Jaren geleden stond ik in een stampvolle tram, met twee handen aan de vieze paal in het midden van het gangpad vastgeklampt. De man achter mij behield zijn balans door zijn kruis onnodig ferm tussen mijn billen te drukken.
Een situatie waarin ik, als ik Siep de Haan mag geloven, assertief had kunnen optreden, ware het niet dat ik op dat moment in shock was.

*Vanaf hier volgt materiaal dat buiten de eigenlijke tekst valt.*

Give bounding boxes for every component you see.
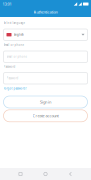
button[interactable]: Home <box>33 168 58 180</box>
staticText: Password <box>6 76 18 80</box>
button[interactable]: Recent apps <box>8 168 33 180</box>
staticText: Sign in <box>40 99 51 105</box>
staticText: Email or phone <box>4 43 24 47</box>
staticText: Create account <box>32 113 58 118</box>
button[interactable]: English <box>4 29 88 40</box>
staticText: Authentication <box>34 9 58 15</box>
staticText: Select language <box>4 21 26 25</box>
button[interactable]: Email or phone <box>4 51 88 62</box>
staticText: Password <box>4 65 16 68</box>
button[interactable]: Create account <box>4 110 88 122</box>
staticText: 13:01 <box>2 1 12 7</box>
button[interactable]: Password <box>4 73 88 84</box>
button[interactable]: Forgot password? <box>4 86 88 91</box>
button[interactable]: Sign in <box>4 96 88 108</box>
staticText: English <box>14 33 24 36</box>
staticText: Forgot password? <box>4 87 26 90</box>
button[interactable]: Back <box>58 168 83 180</box>
staticText: Email or phone <box>6 55 28 58</box>
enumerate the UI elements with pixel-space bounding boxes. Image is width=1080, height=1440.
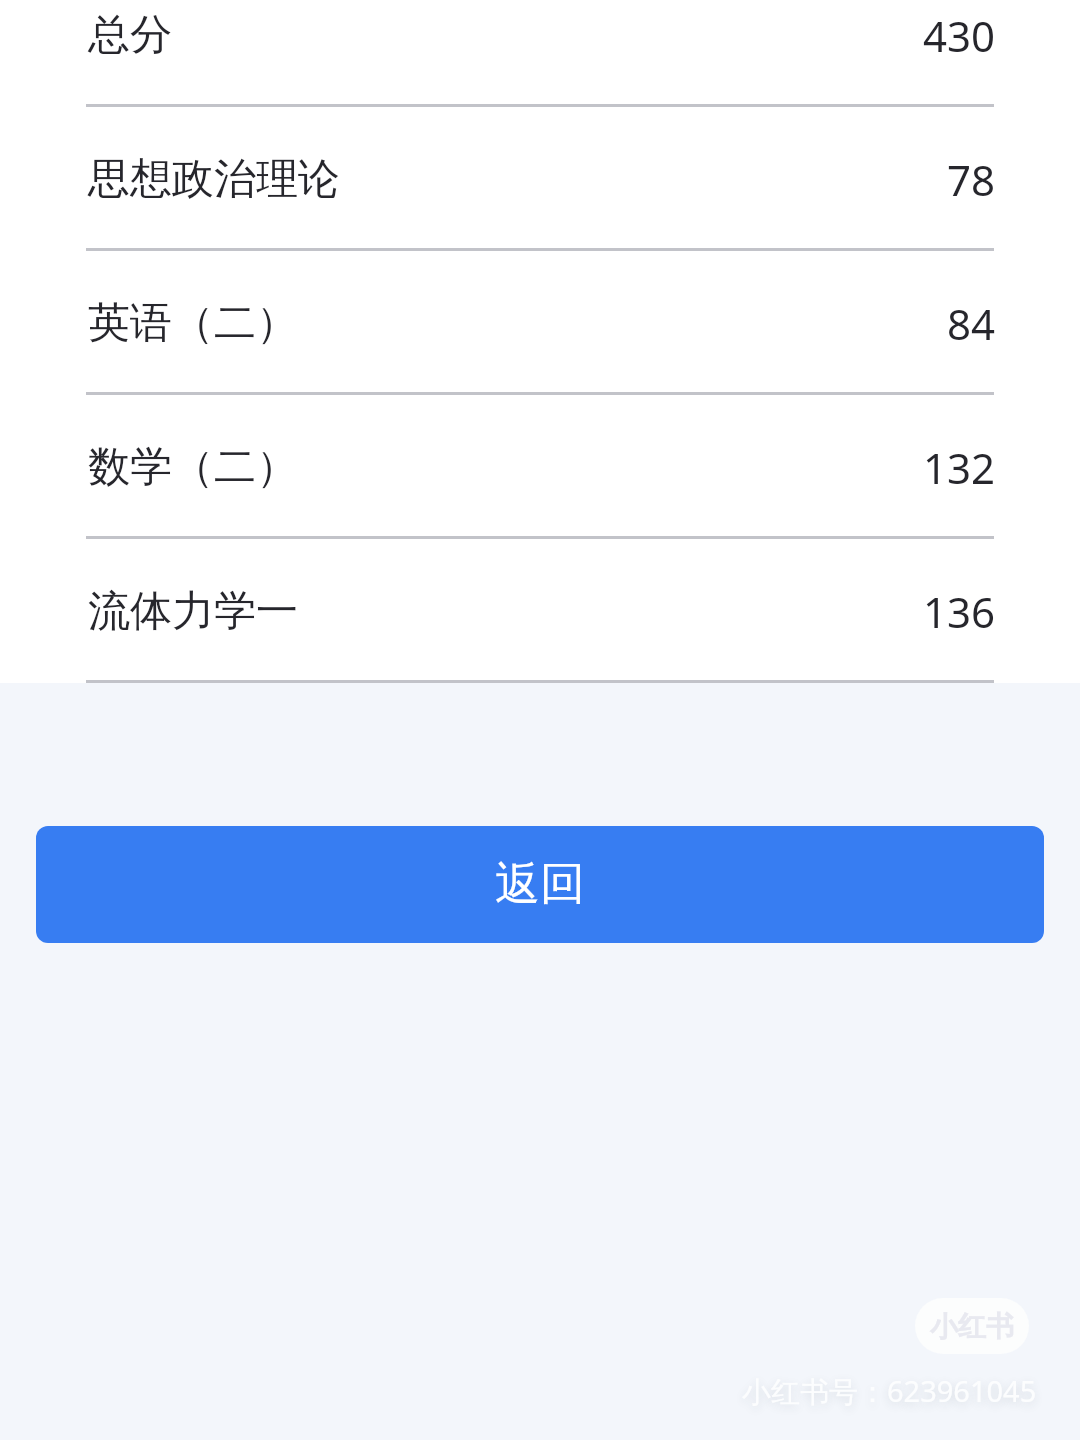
button[interactable]: 数学（二） [0,395,1080,539]
button[interactable]: 流体力学一 [0,539,1080,683]
staticText: 132 [923,439,996,496]
button[interactable]: 思想政治理论 [0,107,1080,251]
staticText: 小红书号：623961045 [742,1371,1037,1411]
staticText: 返回 [495,856,585,913]
staticText: 136 [923,583,996,640]
staticText: 英语（二） [88,297,298,350]
staticText: 小红书 [930,1309,1014,1344]
staticText: 数学（二） [88,441,298,494]
staticText: 430 [923,7,996,64]
staticText: 78 [947,151,996,208]
staticText: 总分 [88,9,172,62]
button[interactable]: 总分 [0,0,1080,107]
button[interactable]: 返回 [36,826,1044,943]
staticText: 84 [947,295,996,352]
staticText: 思想政治理论 [88,153,340,206]
staticText: 流体力学一 [88,585,298,638]
button[interactable]: 英语（二） [0,251,1080,395]
other: 小红书 watermark [915,1298,1029,1354]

In zijn door Het Parool gepubliceerde lezersbrief, bevraagt De Haan zich ‘of vrouwen niet assertiever hadden kunnen zijn?’. Het gaat om aantijgingen aan het adres van de inmiddels opgestapte wethouder Laurens Ivens, die zich schuldig zou hebben gemaakt aan grensoverschrijdend gedrag.
Volgens mij ontbreekt het De Haan, die aan de wieg van de eerste Amsterdamse Pride stond, aan wat hoognodige objectiviteit. Hij beschrijft Ivens als een ‘bescheiden, aardige en amicale man’, het tegendeel – zelfs – van een bullebak. Daarnaast wijt hij Ivens’ publieke veroordeling, zo interpreteer ik, aan stemmingmakerij en groeiende haat tegen de witte heteroman.

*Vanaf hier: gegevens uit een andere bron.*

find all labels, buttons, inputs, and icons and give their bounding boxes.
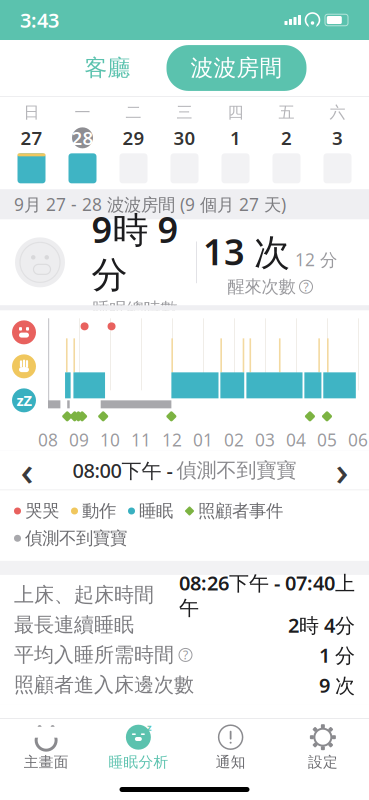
staticText: 10 [100, 428, 120, 451]
button[interactable]: Previous [0, 451, 54, 489]
staticText: 三 [176, 103, 192, 122]
button[interactable]: 四 [210, 103, 261, 183]
staticText: Cube 透過影像辨識偵測睡眠事件，並自動幫你計算每天寶寶睡 [14, 715, 329, 756]
staticText: z [147, 721, 152, 733]
staticText: 9 次 [319, 672, 355, 698]
staticText: 六 [330, 103, 346, 122]
staticText: 哭哭 [25, 500, 59, 522]
staticText: 06 [348, 428, 368, 451]
staticText: 睡眠分析 [108, 753, 168, 771]
staticText: 08:00下午 - [72, 457, 172, 484]
staticText: 08:26下午 - 07:40上午 [179, 569, 355, 620]
staticText: 9月 27 - 28 波波房間 (9 個月 27 天) [14, 193, 286, 216]
button[interactable]: 六 [312, 103, 363, 183]
staticText: 3 [332, 126, 343, 150]
staticText: 29 [122, 126, 144, 150]
staticText: 28 [72, 126, 94, 150]
staticText: ? [183, 647, 188, 663]
staticText: 30 [174, 126, 196, 150]
staticText: 13 次 [203, 227, 290, 275]
staticText: 9時 9分 [92, 205, 178, 297]
staticText: 客廳 [84, 54, 130, 82]
staticText: 波波房間 [190, 54, 282, 82]
staticText: 08 [38, 428, 58, 451]
button[interactable]: 客廳 [62, 46, 152, 90]
staticText: › [336, 444, 348, 497]
button[interactable]: z [92, 720, 184, 770]
button[interactable]: 一 [57, 103, 108, 183]
button[interactable]: 五 [261, 103, 312, 183]
staticText: 四 [228, 103, 244, 122]
staticText: 1 分 [319, 642, 355, 668]
button[interactable]: 三 [159, 103, 210, 183]
staticText: 主畫面 [24, 753, 69, 771]
staticText: 1 [230, 126, 241, 150]
staticText: 平均入睡所需時間 [14, 643, 174, 667]
staticText: 12 分 [295, 248, 337, 271]
button[interactable]: 日 [6, 103, 57, 183]
staticText: 睡眠總時數 [92, 298, 178, 320]
staticText: 11 [131, 428, 151, 451]
staticText: 05 [317, 428, 337, 451]
staticText: 27 [20, 126, 42, 150]
staticText: 04 [286, 428, 306, 451]
button[interactable]: 主畫面 [0, 720, 92, 770]
button[interactable]: 通知 [184, 720, 277, 770]
button[interactable]: 二 [108, 103, 159, 183]
button[interactable]: 波波房間 [166, 45, 306, 91]
staticText: 最長連續睡眠 [14, 613, 134, 637]
staticText: 通知 [216, 753, 246, 771]
staticText: 日 [24, 103, 40, 122]
staticText: 照顧者進入床邊次數 [14, 673, 194, 697]
staticText: 醒來次數 [228, 276, 296, 297]
staticText: 照顧者事件 [198, 500, 283, 522]
staticText: 偵測不到寶寶 [25, 528, 127, 549]
staticText: 02 [224, 428, 244, 451]
staticText: 二 [126, 103, 142, 122]
staticText: 2時 4分 [288, 612, 355, 638]
staticText: 設定 [308, 753, 338, 771]
staticText: 偵測不到寶寶 [176, 458, 296, 483]
staticText: 上床、起床時間 [14, 583, 154, 607]
staticText: ? [304, 279, 308, 295]
staticText: 睡眠 [139, 500, 173, 522]
staticText: ‹ [20, 444, 34, 497]
staticText: 五 [278, 103, 294, 122]
staticText: 一 [74, 103, 90, 122]
staticText: 01 [193, 428, 213, 451]
staticText: 2 [281, 126, 292, 150]
staticText: zZ [16, 391, 32, 410]
staticText: 3:43 [20, 7, 59, 33]
staticText: 12 [162, 428, 182, 451]
button[interactable]: 設定 [277, 720, 369, 770]
staticText: 動作 [82, 500, 116, 522]
staticText: 03 [255, 428, 275, 451]
staticText: 09 [69, 428, 89, 451]
button[interactable]: Next [315, 451, 369, 489]
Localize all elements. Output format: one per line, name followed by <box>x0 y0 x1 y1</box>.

Ivens had ooit met De Haan meegelopen in een Pride Walk en zich urenlang opengesteld in een amicaal gesprek. Het ontroert De Haan, wanneer ook heteromannen de Pride omarmen. Dat heteromannen andermans seksuele voorkeur valideren, zou de norm moeten zijn. Geen emotionerende uitzondering op de regel, als je het mij vraagt.
De verantwoordelijkheid van in hoeverre men grensoverschrijdend gedrag toelaat, ligt volgens De Haan bij Ivens’ vermeende slachtoffers. Of betrokken leidinggevenden. Die hadden duidelijker moeten zijn. Krachtiger moeten optreden.
Schuld bij een slachtoffer leggen is een beetje van het kaliber: ‘Dames, als jullie ‘s nachts in blote reet door het park wandelen, dan is verkracht worden toch echt onderdeel van jullie eigen verantwoordelijkheid.’ ‘Had je maar niet…’ en ‘Je vroeg erom’. Kans praat mogelijkheid en gebeurtenis niet goed, Siep.
Wij vrouwen weten als geen ander dat de noodzaak om assertief op te treden regelmatig wordt gezien als overdrijven. En als we ons uitspreken, worden we vaak gewoonweg niet geloofd.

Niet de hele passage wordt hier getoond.